El día 24 de junio de 1430, fiesta de San Juan Bautista, en Sahagún, en el pueblecillo de León, de los cristianos padres Juan González del Castillo y Sancha Martínez venía al mundo este niño que haría famosa a su villa natal más que ninguno de sus predecesores.
Al igual que su Santo, será un verdadero predecesor de los designios de Dios y celoso predicador de la Palabra divina, además de obrador de muchos milagros.
Sus padres le educaron con la seriedad de castellanos bien formados en la fe de Jesucristo. Al pequeño Juan se le veía crecer de día en día en ciencia y virtud. Era angelical y transparente.
Su padre hubiera querido que fueran las armas el futuro de su hijo, conseguido milagrosamente después de muchos años que estaban esperando descendencia, pero otros era los designios de la Divina Providencia. Le atraía más la Iglesia que el cuartel y más la oración que la espada. Su padre, buen cristiano, no se opuso cuando su hijo le manifestó sus deseos de ser sacerdote, pensó: "También puede medrar en esta carrera y el nombre de nuestra familia puede subir de prestigio si el pequeño llega a ser algo grande entre el clero". Y a fe que llegó. No con prebendas humanas o de dignidades eclesiásticas sino con virtud y observancia en la vida que abrazaría.
Estudió en su mismo pueblo con los Padres Benedictinos.

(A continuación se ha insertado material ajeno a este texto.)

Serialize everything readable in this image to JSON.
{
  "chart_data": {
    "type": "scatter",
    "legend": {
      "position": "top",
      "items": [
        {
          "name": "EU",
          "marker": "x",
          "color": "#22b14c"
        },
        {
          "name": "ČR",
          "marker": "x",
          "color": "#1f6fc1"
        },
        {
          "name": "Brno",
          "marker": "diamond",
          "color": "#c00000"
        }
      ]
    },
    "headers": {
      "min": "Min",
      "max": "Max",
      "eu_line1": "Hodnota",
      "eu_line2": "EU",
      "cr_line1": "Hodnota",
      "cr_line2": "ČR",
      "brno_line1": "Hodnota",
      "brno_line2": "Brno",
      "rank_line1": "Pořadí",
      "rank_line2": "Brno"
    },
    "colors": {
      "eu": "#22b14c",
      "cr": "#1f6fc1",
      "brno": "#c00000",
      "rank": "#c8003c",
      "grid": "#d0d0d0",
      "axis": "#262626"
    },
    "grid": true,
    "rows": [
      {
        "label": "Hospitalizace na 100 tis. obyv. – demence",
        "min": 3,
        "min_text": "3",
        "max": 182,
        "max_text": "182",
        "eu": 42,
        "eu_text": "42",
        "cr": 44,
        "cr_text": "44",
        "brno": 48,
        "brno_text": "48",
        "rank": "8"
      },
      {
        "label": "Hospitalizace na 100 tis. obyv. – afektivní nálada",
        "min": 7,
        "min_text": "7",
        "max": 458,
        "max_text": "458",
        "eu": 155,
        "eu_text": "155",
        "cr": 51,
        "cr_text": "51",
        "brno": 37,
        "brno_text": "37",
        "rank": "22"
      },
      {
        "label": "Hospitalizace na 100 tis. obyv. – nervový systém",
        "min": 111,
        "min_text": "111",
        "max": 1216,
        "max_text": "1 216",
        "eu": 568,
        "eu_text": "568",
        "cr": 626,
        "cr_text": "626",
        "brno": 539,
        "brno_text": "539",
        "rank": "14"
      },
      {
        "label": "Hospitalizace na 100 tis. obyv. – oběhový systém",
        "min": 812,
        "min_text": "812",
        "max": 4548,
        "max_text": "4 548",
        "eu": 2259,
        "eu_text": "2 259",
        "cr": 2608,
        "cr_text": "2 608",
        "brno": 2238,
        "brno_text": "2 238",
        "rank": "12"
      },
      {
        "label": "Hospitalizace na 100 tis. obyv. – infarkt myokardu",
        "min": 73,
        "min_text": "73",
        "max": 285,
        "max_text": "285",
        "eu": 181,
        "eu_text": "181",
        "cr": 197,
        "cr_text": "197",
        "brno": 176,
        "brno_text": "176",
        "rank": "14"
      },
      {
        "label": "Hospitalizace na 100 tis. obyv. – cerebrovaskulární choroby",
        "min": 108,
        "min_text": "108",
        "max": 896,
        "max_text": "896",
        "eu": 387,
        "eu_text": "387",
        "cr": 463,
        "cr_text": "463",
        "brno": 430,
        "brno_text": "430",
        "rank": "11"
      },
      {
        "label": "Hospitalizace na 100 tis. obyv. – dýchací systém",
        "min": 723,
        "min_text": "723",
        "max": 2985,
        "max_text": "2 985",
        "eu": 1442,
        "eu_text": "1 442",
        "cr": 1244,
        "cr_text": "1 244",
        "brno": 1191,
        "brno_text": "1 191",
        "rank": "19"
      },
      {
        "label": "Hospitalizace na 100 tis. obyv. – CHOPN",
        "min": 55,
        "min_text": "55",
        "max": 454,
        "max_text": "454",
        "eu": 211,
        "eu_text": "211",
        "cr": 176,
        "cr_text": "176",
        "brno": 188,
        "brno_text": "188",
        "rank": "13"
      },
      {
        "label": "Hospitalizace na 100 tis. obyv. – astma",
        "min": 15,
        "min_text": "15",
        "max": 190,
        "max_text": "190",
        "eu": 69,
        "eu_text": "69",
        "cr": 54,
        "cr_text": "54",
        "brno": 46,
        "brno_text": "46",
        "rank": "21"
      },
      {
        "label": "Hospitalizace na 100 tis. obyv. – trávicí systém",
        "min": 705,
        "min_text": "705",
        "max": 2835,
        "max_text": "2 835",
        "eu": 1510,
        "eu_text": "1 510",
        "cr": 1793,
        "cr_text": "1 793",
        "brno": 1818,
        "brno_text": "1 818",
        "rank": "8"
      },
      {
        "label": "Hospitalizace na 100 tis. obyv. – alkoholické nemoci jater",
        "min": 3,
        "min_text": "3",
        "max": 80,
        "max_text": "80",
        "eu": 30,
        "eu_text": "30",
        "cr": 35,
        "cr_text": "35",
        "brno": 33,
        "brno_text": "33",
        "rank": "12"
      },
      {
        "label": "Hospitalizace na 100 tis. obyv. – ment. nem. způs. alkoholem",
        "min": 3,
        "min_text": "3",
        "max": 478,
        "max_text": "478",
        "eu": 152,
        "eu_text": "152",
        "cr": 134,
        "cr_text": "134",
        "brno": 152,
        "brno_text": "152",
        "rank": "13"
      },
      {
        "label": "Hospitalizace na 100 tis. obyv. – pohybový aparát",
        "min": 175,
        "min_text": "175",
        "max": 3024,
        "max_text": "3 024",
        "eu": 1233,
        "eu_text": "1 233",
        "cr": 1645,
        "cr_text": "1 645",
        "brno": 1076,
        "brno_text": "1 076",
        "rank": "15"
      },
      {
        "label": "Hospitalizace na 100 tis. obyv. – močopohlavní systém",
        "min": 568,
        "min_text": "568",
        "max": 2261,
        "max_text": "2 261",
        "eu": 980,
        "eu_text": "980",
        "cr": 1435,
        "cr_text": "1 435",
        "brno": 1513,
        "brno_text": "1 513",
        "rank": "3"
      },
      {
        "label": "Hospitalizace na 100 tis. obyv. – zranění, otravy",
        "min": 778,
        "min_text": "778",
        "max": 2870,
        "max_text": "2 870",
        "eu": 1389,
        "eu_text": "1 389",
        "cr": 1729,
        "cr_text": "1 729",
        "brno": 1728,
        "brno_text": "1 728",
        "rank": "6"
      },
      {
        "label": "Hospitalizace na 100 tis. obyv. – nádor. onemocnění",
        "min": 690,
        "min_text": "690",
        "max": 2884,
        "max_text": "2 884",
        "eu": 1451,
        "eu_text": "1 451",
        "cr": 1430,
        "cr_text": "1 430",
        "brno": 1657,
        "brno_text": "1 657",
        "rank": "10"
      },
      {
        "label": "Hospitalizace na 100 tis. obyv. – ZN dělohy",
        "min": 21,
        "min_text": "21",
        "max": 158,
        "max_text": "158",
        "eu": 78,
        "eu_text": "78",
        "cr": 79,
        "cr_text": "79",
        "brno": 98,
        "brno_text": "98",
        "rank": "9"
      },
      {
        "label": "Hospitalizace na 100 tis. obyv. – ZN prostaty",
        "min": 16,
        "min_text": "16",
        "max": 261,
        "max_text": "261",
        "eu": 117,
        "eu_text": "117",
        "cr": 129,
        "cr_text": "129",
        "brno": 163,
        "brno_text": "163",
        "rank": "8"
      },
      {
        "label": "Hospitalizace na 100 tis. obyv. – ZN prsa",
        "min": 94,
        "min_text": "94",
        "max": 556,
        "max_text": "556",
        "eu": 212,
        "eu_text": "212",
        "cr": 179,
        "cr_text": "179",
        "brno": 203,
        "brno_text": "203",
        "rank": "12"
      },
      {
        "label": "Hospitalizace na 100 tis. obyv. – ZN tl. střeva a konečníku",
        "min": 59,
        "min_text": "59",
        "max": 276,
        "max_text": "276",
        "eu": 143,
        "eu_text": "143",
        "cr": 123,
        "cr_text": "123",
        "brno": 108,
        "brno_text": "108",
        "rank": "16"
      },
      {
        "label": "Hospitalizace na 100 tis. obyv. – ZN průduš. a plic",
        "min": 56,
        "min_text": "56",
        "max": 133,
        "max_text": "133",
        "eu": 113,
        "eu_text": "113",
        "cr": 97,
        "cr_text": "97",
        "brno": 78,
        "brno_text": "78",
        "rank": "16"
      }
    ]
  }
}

Llamaba la atención por su ejemplar comportamiento y su rendimiento en los estudios. Los compañeros le admiraban y amaban por su sencillez y bondad. Los superiores lo señalaban siempre como modelo para los demás.
Abrazó la vida sacerdotal y el arzobispo de Burgos D. Alonso de Cartagena, lo nombró su paje y después canónigo y capellán. Tenía nada más que veinte años. Otro cualquiera en su lugar se sentiría satisfecho por tanta prebenda. El, no. Estos halagos no llenaban su corazón y sólo ansiaba encontrar lo que tan afanosamente buscaba. Renunció a todo y marchó a Salamanca donde pensaba pasar desapercibido de todos y poderse entregar al estudio y la oración y caridad.
Salamanca iba a ser su segunda patria y donde echaría hondas raíces y haría un gran bien a todos. Entró en el Colegio de San Bartolomé que haría famoso por sus prodigios. Una vez concluidos los estudios, se entregó de lleno a la predicación. Era, podemos afirmar, el predicador oficial de Salamanca.
Sin saberse explicar la causa, le sobrevino una rara enfermedad de la que curó de modo semimilagroso. Esta fue la gracia definitiva. Lo cuenta él mismo: "Lo que pasó aquella noche entre Dios y mi alma El solo lo sabe; y luego, a la mañana, fuime a San Agustín, alumbrado por el Espíritu Santo y recibí este hábito". Era el 18 de junio de 1463. Empezó el noviciado a los treinta y tres años y ganaba a todos en observancia, oración y vida mortificada. "Estaba en el coro como un ángel" depuso un compañero. Desde ahora se llamará Fray Juan de Sahagún, agustino.
Salamanca entonces estaba sumida en odios y rencores. Las riñas y muertes violentas estaban a la orden del día. Fray Juan estaba siempre dispuesto para acudir a pacificar los enconos. Bien pudo ganarse el apelativo con que era conocido: "El pacificador". Su vida está llena de sabrosas anécdotas y de portentosos milagros en esta línea. Obraba los milagros sin darles importancia. Era muy querido de todos. Fue envenenado por un pérfida mujer y moría el 11 de junio de 1479, llorado por toda Salamanca.